Я немедленно отключил звук в динамике, оставив голос Боланда только в трубке, но уже было поздно. Толливер кое-что понял.
– Знаете, сенатор, я сейчас не могу… в общем… понимаете, дело в том, что… – бессвязно залопотал я, а Толливер с интересом посматривал на мою смущенную физиономию.
– Ник, уверяю вас, все устроено в лучшем виде! Не бойтесь этого сукина сына, – бархатно рокотал Боланд, не догадываясь, в каком я дурацком положении. – На Уиверна тоже имеется компромат, так что нам есть чем его подцепить. Не сомневайтесь! Уиверн крепко сидит на крючке. Сведения, порочащие вас и вашу жену, в печати не появятся. Об утечке информации не беспокойтесь.
Господи! Я уронил голову на стол. Толливер… Отставка… Анни… Все вокруг закружилось.
– Что с вами, сэр? – деликатно поинтересовался Толливер.
Я сделал над собой усилие, прильнул к трубке.
– Вы уверены, сенатор?
– Абсолютно уверен! Поверьте мне, Сифорт.
– Мистер Боланд, почему вы помогаете мне?
– Просто так. Хочу и помогаю! – хихикнул он и положил трубку.

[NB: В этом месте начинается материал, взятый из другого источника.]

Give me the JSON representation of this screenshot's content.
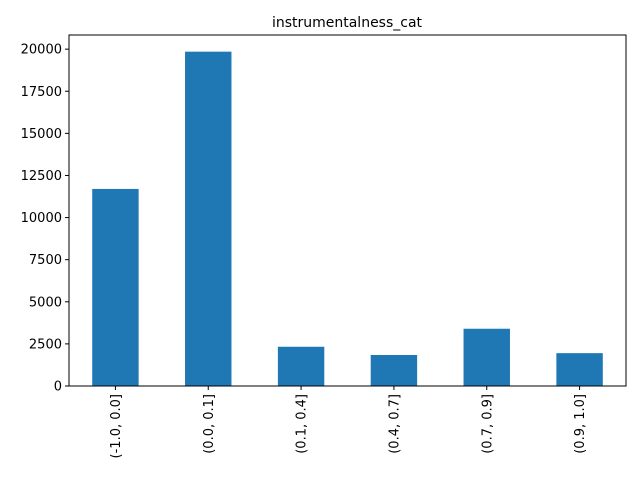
{
  "chart_data": {
    "type": "bar",
    "title": "instrumentalness_cat",
    "xlabel": "",
    "ylabel": "",
    "categories": [
      "(-1.0, 0.0]",
      "(0.0, 0.1]",
      "(0.1, 0.4]",
      "(0.4, 0.7]",
      "(0.7, 0.9]",
      "(0.9, 1.0]"
    ],
    "values": [
      11700,
      19850,
      2330,
      1840,
      3400,
      1950
    ],
    "ylim": [
      0,
      20840
    ],
    "yticks": [
      0,
      2500,
      5000,
      7500,
      10000,
      12500,
      15000,
      17500,
      20000
    ],
    "bar_color": "#1f77b4",
    "grid": false,
    "legend": "none"
  }
}
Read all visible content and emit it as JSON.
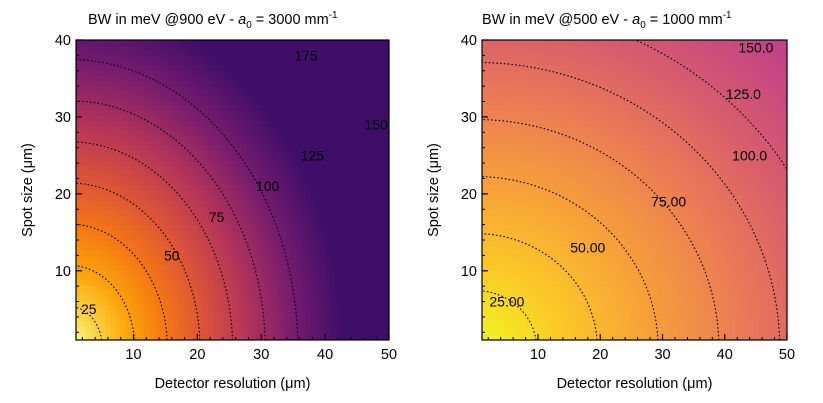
{
  "chart_data": [
    {
      "type": "heatmap",
      "title": "BW in meV @900 eV   - a0 = 3000 mm-1",
      "title_parts": {
        "main": "BW in meV @900 eV   - ",
        "a": "a",
        "sub": "0",
        "eq": " = 3000 mm",
        "sup": "-1"
      },
      "xlabel": "Detector resolution (μm)",
      "ylabel": "Spot size (μm)",
      "xlim": [
        1,
        50
      ],
      "ylim": [
        1,
        40
      ],
      "xticks": [
        10,
        20,
        30,
        40,
        50
      ],
      "yticks": [
        10,
        20,
        30,
        40
      ],
      "colormap": "inferno",
      "color_range": [
        0,
        210
      ],
      "contours": [
        {
          "level": 25,
          "label": "25",
          "label_at": [
            3,
            5
          ]
        },
        {
          "level": 50,
          "label": "50",
          "label_at": [
            16,
            12
          ]
        },
        {
          "level": 75,
          "label": "75",
          "label_at": [
            23,
            17
          ]
        },
        {
          "level": 100,
          "label": "100",
          "label_at": [
            31,
            21
          ]
        },
        {
          "level": 125,
          "label": "125",
          "label_at": [
            38,
            25
          ]
        },
        {
          "level": 150,
          "label": "150",
          "label_at": [
            48,
            29
          ]
        },
        {
          "level": 175,
          "label": "175",
          "label_at": [
            37,
            38
          ]
        }
      ],
      "contour_scale": {
        "k_detector": 4.9,
        "k_spot": 4.67
      }
    },
    {
      "type": "heatmap",
      "title": "BW in meV @500 eV  - a0 = 1000 mm-1",
      "title_parts": {
        "main": "BW in meV @500 eV  - ",
        "a": "a",
        "sub": "0",
        "eq": " = 1000 mm",
        "sup": "-1"
      },
      "xlabel": "Detector resolution (μm)",
      "ylabel": "Spot size (μm)",
      "xlim": [
        1,
        50
      ],
      "ylim": [
        1,
        40
      ],
      "xticks": [
        10,
        20,
        30,
        40,
        50
      ],
      "yticks": [
        10,
        20,
        30,
        40
      ],
      "colormap": "plasma",
      "color_range": [
        0,
        240
      ],
      "contours": [
        {
          "level": 25,
          "label": "25.00",
          "label_at": [
            5,
            6
          ]
        },
        {
          "level": 50,
          "label": "50.00",
          "label_at": [
            18,
            13
          ]
        },
        {
          "level": 75,
          "label": "75.00",
          "label_at": [
            31,
            19
          ]
        },
        {
          "level": 100,
          "label": "100.0",
          "label_at": [
            44,
            25
          ]
        },
        {
          "level": 125,
          "label": "125.0",
          "label_at": [
            43,
            33
          ]
        },
        {
          "level": 150,
          "label": "150.0",
          "label_at": [
            45,
            39
          ]
        }
      ],
      "contour_scale": {
        "k_detector": 2.56,
        "k_spot": 3.37
      }
    }
  ]
}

– Господи Боже ж ты мой! – Я вскочил, бросился расхаживать взад-вперед. – Вот так задачка… вот так задачка…
– Я пойду, сэр, – поднялся Толливер, – вызовите меня, если понадоблюсь.
– Спасибо.
Толливер вышел. В одиночестве я бродил по кабинету на ватных ногах, пытаясь осмыслить обрушившееся на меня как гром среди ясного неба известие. Откуда сенатор Боланд узнал, что Уиверн угрожал мне разоблачением в печати? Зачем Боланд вмешался? В чем его интерес?
Временами звонил телефон, но я не брал трубку, расхаживал, садился за стол, снова вскакивал. Лишь через час я догадался, что произошло, и заорал:
– Мистер Киндерс!
Сержант мигом вбежал в кабинет. Я отдал приказ вызвать Боланда и с нарастающим нетерпением истаптывал кабинет, пока в дверь не постучали. Вот он! Явился!
– Кадет Боланд по вашему приказанию прибыл, сэр! – доложил салага и замер по стойке «смирно». Его внешний вид был безупречен, а на мальчишеском лице угадывались начатки уверенности будущего офицера; наивностью он уже не страдал. Крепкий орешек.